At our last inspection we recommended that the registered manager access up to date guidance. We also recommended at our last inspection that the registered manager review best practice guidance around signage to help support people with dementia orientate themselves around the building. At this inspection we found there had been some improvements.

The service remains rated requires improvement. This service has been rated requires improvement for the two consecutive inspections in 2020 and 2022.

Why we inspected

This inspection was carried out to follow up on action we told the provider to take at the last inspection following breaches of regulations found.

We looked at infection prevention and control measures under the Safe key question. We look at this in all care home inspections even if no concerns or risks have been identified. This is to provide assurance that the service can respond to COVID-19 and other infection outbreaks effectively.
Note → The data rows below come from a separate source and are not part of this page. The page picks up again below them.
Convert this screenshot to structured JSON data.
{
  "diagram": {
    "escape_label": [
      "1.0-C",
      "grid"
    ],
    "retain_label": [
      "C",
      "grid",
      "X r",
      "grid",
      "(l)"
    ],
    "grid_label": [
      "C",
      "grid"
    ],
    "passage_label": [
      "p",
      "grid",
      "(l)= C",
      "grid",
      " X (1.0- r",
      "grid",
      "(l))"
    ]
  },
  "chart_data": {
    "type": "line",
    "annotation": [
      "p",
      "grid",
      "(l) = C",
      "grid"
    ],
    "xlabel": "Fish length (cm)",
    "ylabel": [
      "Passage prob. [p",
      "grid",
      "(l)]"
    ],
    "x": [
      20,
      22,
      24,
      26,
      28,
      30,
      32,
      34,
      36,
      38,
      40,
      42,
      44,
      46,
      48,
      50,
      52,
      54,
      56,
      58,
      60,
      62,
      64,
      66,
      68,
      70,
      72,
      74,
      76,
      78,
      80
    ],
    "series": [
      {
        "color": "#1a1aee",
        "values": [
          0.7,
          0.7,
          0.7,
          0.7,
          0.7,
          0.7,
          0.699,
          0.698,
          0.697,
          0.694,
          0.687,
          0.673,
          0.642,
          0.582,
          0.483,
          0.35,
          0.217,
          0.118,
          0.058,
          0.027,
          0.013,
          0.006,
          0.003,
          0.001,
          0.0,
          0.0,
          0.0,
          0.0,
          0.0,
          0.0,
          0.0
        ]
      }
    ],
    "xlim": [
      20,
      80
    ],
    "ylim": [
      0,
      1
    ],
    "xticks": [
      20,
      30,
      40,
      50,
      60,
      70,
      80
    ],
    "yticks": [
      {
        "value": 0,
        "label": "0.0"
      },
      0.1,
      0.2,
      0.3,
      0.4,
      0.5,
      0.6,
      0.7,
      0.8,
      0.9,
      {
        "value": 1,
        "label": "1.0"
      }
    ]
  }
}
We have found evidence that the provider needs to make improvements. You can see what action we have asked the provider to take at the end of this full report.

Enforcement

We have identified a continued breach in relation to a lack of provider oversight and poor governance and quality monitoring of the service and staffing at this inspection. We have also identified a new breach about safety to people, their visitors and staff.

Follow up

We will meet with the provider following this report being published to discuss how they will make changes to ensure they improve their rating to at least good. We will request an action plan from the provider to understand what they will do to improve the standards of quality and safety. We will work with the local authority to monitor progress. We will continue to monitor information we receive about the service, which will help inform when we next inspect.